UNA COMISIÓN PARA INVESTIGAR EL CRIMEN DE SANDRA CABRERA
Los bloques de diputados provinciales del Partido Socialista y del ARI impulsarán la creación de una comisión investigadora legislativa del crimen de Sandra Cabrera, la secretaria general de la Asociación de Mujeres Meretrices de la Argentina (Ammar) asesinada el 27 de enero.
Los legisladores, entre los que se encuentran Aldo Strada del ARI y Antonio Bonfatti del socialismo, ya iniciaron conversaciones en torno a la conformación del organismo, aunque todavía no está definido si será funcionará en el ámbito de la Cámara de Diputados o acaso podría terminar siendo no gubernamental, como sucedió con la comisión sobre la represión del 19 y el 20 de diciembre de 2001.
En tanto, esta mañana prestará declaración testimonial en el juzgado de Carlos Carbone el diputado nacional por el PS Eduardo Di Pollina. En la segunda mitad del año pasado, cuando era legislador provincial, Di Pollina se conectó con la dirigente de Ammar, que bregaba por la modificación de los artículos del Código de Faltas referidos al ejercicio de la prostitución.
Finalmente el legislador socialista presentó un proyecto de derogación de los artículos 83 y 87, que aún tiene estado parlamentario. Los bloques socialista y del ARI ya le pidieron por nota al Poder Ejecutivo que envíe esa iniciativa durante las sesiones extraordinarias (sólo el Ejecutivo puede proponer los temas a tratar en ese período, que se extiende hasta el 1º de mayo).
El jueves pasado el ministro de Gobierno, Alberto Gianneschi, anunció que mandaría una nota en ese sentido, aunque luego en declaraciones públicas se mostró proclive a una reforma y no a la derogación lisa y llana de esos artículos de la cuestionada normativa.

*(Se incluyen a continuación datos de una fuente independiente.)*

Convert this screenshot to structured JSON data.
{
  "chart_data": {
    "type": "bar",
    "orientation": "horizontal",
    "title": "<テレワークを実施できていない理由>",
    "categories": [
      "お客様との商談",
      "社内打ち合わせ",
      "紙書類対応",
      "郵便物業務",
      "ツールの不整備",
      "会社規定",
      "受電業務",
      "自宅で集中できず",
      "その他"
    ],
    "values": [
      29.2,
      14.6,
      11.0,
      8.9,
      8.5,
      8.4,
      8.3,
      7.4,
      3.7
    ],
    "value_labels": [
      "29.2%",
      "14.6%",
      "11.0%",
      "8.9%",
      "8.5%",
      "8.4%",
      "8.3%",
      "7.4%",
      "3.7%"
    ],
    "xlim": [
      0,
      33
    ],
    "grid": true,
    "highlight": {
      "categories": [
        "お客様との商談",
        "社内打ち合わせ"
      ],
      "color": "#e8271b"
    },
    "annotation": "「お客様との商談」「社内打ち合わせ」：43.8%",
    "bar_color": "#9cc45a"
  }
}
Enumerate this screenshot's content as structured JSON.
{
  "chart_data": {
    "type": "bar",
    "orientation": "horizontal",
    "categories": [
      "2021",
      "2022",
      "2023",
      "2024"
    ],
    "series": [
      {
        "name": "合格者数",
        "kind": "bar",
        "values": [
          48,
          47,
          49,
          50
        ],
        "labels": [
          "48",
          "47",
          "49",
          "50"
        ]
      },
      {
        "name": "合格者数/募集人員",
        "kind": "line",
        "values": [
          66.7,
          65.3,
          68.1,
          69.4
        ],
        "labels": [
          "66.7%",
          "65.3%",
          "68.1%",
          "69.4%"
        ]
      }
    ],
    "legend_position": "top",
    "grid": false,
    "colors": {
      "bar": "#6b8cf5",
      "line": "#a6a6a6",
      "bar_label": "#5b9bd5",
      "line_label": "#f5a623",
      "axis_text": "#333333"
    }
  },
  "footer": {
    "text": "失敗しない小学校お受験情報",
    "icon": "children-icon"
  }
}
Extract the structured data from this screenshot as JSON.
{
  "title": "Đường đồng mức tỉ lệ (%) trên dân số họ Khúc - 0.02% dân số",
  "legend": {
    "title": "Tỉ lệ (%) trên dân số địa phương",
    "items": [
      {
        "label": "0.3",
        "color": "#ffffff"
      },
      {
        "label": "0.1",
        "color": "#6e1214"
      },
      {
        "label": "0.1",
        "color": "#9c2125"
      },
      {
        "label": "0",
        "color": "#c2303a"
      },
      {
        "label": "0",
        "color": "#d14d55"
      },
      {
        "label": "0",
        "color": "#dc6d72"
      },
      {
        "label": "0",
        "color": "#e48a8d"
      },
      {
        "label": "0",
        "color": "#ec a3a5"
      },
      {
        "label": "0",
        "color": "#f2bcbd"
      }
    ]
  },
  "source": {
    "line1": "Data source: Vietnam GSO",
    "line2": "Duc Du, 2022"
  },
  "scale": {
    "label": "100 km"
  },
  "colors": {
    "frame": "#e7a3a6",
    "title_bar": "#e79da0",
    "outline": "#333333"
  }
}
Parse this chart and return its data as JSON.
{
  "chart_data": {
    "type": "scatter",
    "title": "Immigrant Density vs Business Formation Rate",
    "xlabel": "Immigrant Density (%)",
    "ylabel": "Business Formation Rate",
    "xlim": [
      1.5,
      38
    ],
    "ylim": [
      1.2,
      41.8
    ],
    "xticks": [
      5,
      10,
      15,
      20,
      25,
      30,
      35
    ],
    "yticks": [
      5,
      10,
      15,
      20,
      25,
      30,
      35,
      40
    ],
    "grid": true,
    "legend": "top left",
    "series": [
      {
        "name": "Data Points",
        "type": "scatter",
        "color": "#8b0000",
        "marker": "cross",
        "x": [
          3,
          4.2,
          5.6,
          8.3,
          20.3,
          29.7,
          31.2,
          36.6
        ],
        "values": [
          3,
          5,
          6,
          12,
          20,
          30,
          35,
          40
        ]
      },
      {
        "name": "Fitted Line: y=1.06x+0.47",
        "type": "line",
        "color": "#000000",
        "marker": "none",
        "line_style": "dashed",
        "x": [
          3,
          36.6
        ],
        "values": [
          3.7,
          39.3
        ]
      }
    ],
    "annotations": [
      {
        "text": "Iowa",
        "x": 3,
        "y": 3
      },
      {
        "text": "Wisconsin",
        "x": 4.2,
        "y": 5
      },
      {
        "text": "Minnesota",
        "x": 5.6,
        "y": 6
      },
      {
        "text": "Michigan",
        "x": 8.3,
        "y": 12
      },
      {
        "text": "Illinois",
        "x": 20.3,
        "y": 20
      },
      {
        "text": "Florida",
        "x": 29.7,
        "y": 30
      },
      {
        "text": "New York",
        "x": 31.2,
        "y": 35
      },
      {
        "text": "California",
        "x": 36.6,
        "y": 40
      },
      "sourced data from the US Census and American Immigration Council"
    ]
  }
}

Consultado por este diario, Di Pollina adelantó los términos de su declaración judicial. “Cabrera se acercó a la delegación de la Cámara en Rosario y en sucesivas reuniones que mantuvimos en relación al proyecto del Código de Faltas me manifestó una serie de extorsiones y amenazas de muerte hacia ella, sus compañeras y su hija”, confió el diputado.
Las intimidaciones provendrían del sector policial, una pista que fogonean tanto el gobierno de la provincia como organizaciones gremiales y sociales, y que sin embargo no tiene correlato en el expediente. La pesquisa parece empantanada, al menos sólo se difunden los avances en el terreno de los informes biológicos.
MUESTRAS DE SANGRE
Ayer trascendió que le fueron extraídas muestras de sangre al sargento Sergio Bermejo y a Rubén Encina, a quienes se vinculó al homicidio a partir de una declaración informativa. Ambos fueron detenidos por otras razones, el primero por un supuesto cohecho a una meretriz, y el segundo por amenazas a otra trabajadora sexual de la zona de la terminal. El juez pretende descartar su relación con el crimen y por eso médicos forenses obtuvieron con su consentimiento muestras que viajarán a Buenos Aires, más específicamente al laboratorio de huellas digitales genéticas de la facultad de Farmacia y Bioquímica de la UBA.
Allí se comparará el ADN de los sospechosos con el del semen obtenido de un hisopado anal y vaginal del cadáver de Cabrera. Carbone también quiere saber la antigüedad del semen (hay sospechas de que el anal sea previo) y si pertenece a una sola persona o varias. La presunción es que la víctima mantuvo una relación sexual consentida –no hay marcas ginecológicas ni en el resto del cuerpo de violación– con un cliente o con su pareja. Esta conclusión también surge de que Cabrera ejercía su trabajo sexual desde hace años, e incluso promovía el uso del preservativo, por lo cual es poco probable que hubiera tenido sexo sin protección con un cliente.